The article, entitled “Return With Us to the Thrilling Days Of Yesteryear—Via the Internet,” heavily focused on our signature field recording style and director Fred Greenhalgh’s passion for reviving audio drama in an age of the iPod.

Quick Link: The project featured in the story in the Joe Gunther Pilot

Listen to the FIRST EPISODE of this New Production:

Download the Joe Gunther Pilot! (MP3)

Reporter Barry Newman writes:

Radio drama, ranging from “Captain Midnight” to the high art of Orson Welles, thrived for 40 years in America. It was all but gone by the 1960s, killed off by television. Yet now that TV must contend with the Internet, the Internet has given radio drama a whisper of new life. It can’t be called “radio drama” anymore, since hardly any of it gets on the radio. Mr. Greenhalgh settles for “audio drama,” but the catchiest name for it is “mind movie.”

Sue Zizza, a sound-effects artist who teaches at New York University, figures there are about 300 “true, quality audio dramatists” active in the U.S. She helps put on a one-week “audio theater” summer workshop that has lately been attracting 100 trainees. In 2006, one was Fred Greenhalgh.

“What amazes me is that audio drama just won’t go away,” Ms. Zizza says. “It’s so primal in us. No matter how much we ignore it, there are still people out there like Fred.”

He grew up on the Maine coast writing short stories. At the University of Southern Maine, unpublished, he rewrote one of them as a radio script, replacing sights with sounds, as in: “Storm increases with violent intensity until it unleashes a mighty burst of lightning.”
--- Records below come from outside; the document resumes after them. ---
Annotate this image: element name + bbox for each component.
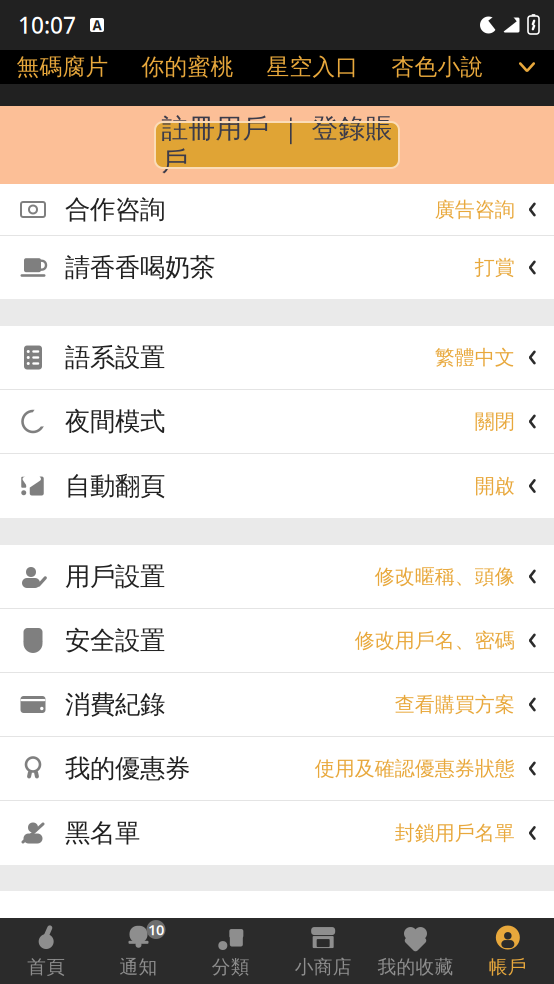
button[interactable]: 黑名單 [0, 801, 554, 865]
staticText: 用戶設置 [65, 561, 165, 592]
staticText: A [92, 16, 102, 34]
staticText: 星空入口 [266, 53, 358, 81]
staticText: 繁體中文 [435, 345, 515, 370]
button[interactable]: 分類 [185, 918, 277, 984]
staticText: 無碼腐片 [16, 53, 108, 81]
staticText: 帳戶 [489, 956, 527, 978]
staticText: 查看購買方案 [395, 692, 515, 717]
button[interactable]: More categories [500, 50, 554, 84]
staticText: 首頁 [27, 956, 65, 978]
button[interactable]: 用戶設置 [0, 545, 554, 609]
staticText: 10 [148, 920, 164, 939]
button[interactable]: 註冊用戶 ｜ 登錄賬戶 [155, 122, 399, 168]
button[interactable]: 請香香喝奶茶 [0, 236, 554, 299]
staticText: 黑名單 [65, 817, 140, 848]
staticText: 安全設置 [65, 625, 165, 656]
button[interactable]: 語系設置 [0, 326, 554, 390]
staticText: 註冊用戶 ｜ 登錄賬戶 [162, 112, 392, 178]
staticText: 語系設置 [65, 342, 165, 373]
button[interactable]: 杏色小說 [375, 50, 500, 84]
staticText: 10:07 [18, 10, 76, 40]
button[interactable]: 10 [92, 918, 185, 984]
button[interactable]: 星空入口 [250, 50, 375, 84]
staticText: 你的蜜桃 [142, 53, 234, 81]
button[interactable]: 我的收藏 [369, 918, 462, 984]
button[interactable]: 帳戶 [462, 918, 554, 984]
staticText: 自動翻頁 [65, 470, 165, 502]
staticText: 合作咨詢 [65, 194, 165, 225]
button[interactable]: 安全設置 [0, 609, 554, 673]
button[interactable]: 首頁 [0, 918, 92, 984]
staticText: 使用及確認優惠券狀態 [315, 756, 515, 781]
staticText: 廣告咨詢 [435, 197, 515, 222]
staticText: 我的收藏 [378, 956, 454, 978]
staticText: 夜間模式 [65, 406, 165, 437]
button[interactable]: 夜間模式 [0, 390, 554, 454]
staticText: 我的優惠券 [65, 753, 190, 784]
staticText: 消費紀錄 [65, 689, 165, 720]
staticText: 請香香喝奶茶 [65, 252, 215, 283]
button[interactable]: 消費紀錄 [0, 673, 554, 737]
staticText: 通知 [120, 956, 158, 978]
staticText: 分類 [212, 956, 250, 978]
staticText: 修改用戶名、密碼 [355, 628, 515, 653]
staticText: 修改暱稱、頭像 [375, 564, 515, 589]
staticText: 小商店 [295, 956, 352, 978]
staticText: 打賞 [475, 255, 515, 280]
staticText: 杏色小說 [392, 53, 484, 81]
button[interactable]: 我的優惠券 [0, 737, 554, 801]
staticText: 關閉 [475, 409, 515, 434]
staticText: 開啟 [475, 474, 515, 498]
button[interactable]: 你的蜜桃 [125, 50, 250, 84]
button[interactable]: 無碼腐片 [0, 50, 125, 84]
button[interactable]: 合作咨詢 [0, 184, 554, 236]
button[interactable]: 自動翻頁 [0, 454, 554, 518]
staticText: 封鎖用戶名單 [395, 821, 515, 845]
button[interactable]: 小商店 [277, 918, 369, 984]
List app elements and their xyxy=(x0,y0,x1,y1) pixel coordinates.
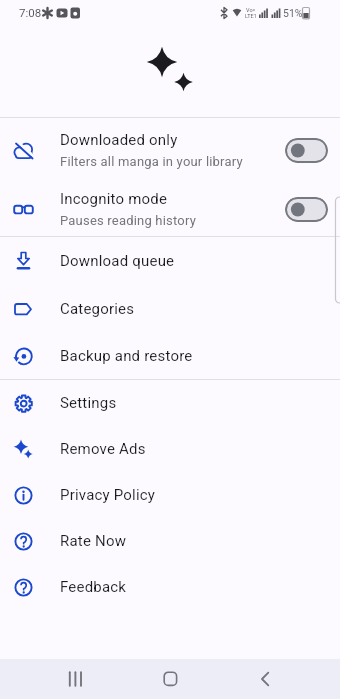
button[interactable]: Categories xyxy=(0,285,340,333)
staticText: Incognito mode xyxy=(60,190,168,208)
staticText: Pauses reading history xyxy=(60,213,196,228)
button[interactable] xyxy=(227,659,340,699)
staticText: LTE1 xyxy=(245,13,257,19)
button[interactable] xyxy=(114,659,227,699)
button[interactable]: Download queue xyxy=(0,237,340,285)
button[interactable]: Downloaded only xyxy=(0,118,340,182)
button[interactable]: Remove Ads xyxy=(0,426,340,472)
button[interactable]: Privacy Policy xyxy=(0,472,340,518)
button[interactable] xyxy=(285,197,328,222)
staticText: Rate Now xyxy=(60,532,127,550)
button[interactable] xyxy=(285,138,328,163)
staticText: Privacy Policy xyxy=(60,486,156,504)
staticText: Categories xyxy=(60,300,135,318)
staticText: Vo» xyxy=(246,7,256,13)
button[interactable]: Settings xyxy=(0,380,340,426)
staticText: Settings xyxy=(60,394,117,412)
button[interactable]: Backup and restore xyxy=(0,333,340,379)
button[interactable] xyxy=(0,659,114,699)
staticText: 7:08 xyxy=(19,6,42,19)
staticText: Filters all manga in your library xyxy=(60,154,243,169)
staticText: Download queue xyxy=(60,252,175,270)
staticText: Backup and restore xyxy=(60,347,193,365)
staticText: Downloaded only xyxy=(60,131,178,149)
button[interactable]: Feedback xyxy=(0,564,340,610)
staticText: Remove Ads xyxy=(60,440,146,458)
button[interactable]: Rate Now xyxy=(0,518,340,564)
button[interactable]: Incognito mode xyxy=(0,182,340,236)
staticText: 51% xyxy=(283,7,303,19)
staticText: Feedback xyxy=(60,578,127,596)
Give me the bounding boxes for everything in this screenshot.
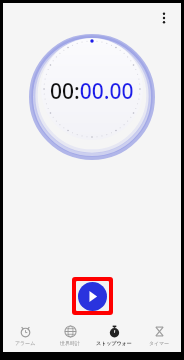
button[interactable]: タイマー <box>137 323 181 348</box>
staticText: アラーム <box>15 340 36 346</box>
staticText: 00:00.00 <box>50 77 134 106</box>
button[interactable]: More options <box>153 7 175 29</box>
staticText: ストップウォー <box>96 340 132 346</box>
button[interactable]: ストップウォー <box>92 323 136 348</box>
staticText: 世界時計 <box>60 340 80 346</box>
button[interactable]: Start stopwatch <box>78 282 107 311</box>
button[interactable]: 世界時計 <box>48 323 92 348</box>
staticText: タイマー <box>149 340 170 346</box>
button[interactable]: アラーム <box>3 323 47 348</box>
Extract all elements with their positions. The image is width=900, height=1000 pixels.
Mighty bursts were produced in radio’s golden age by shaking tin sheets in a studio. Now, mighty bursts are downloadable. But Mr. Greenhalgh can’t afford studio rent and prefers not to buy (or steal) anyone else’s thunder. He harvests lightning by walking out into a storm with a recorder and a microphone.

We have a ton of people to thank, in no particular order:

  • Reporter Barry Newman who made the journey all the way to Maine in the midst of a snowstorm (remember those?)
  • Marty Cohn and Archer Mayor of Vermont Audio Drama Podcasting (VTAD) for kick starting an amazing new project
  • Mad Horse Theater Company for letting us use their space for the field recording
  • The awesome cast and crew who showed what FinalRune is made of!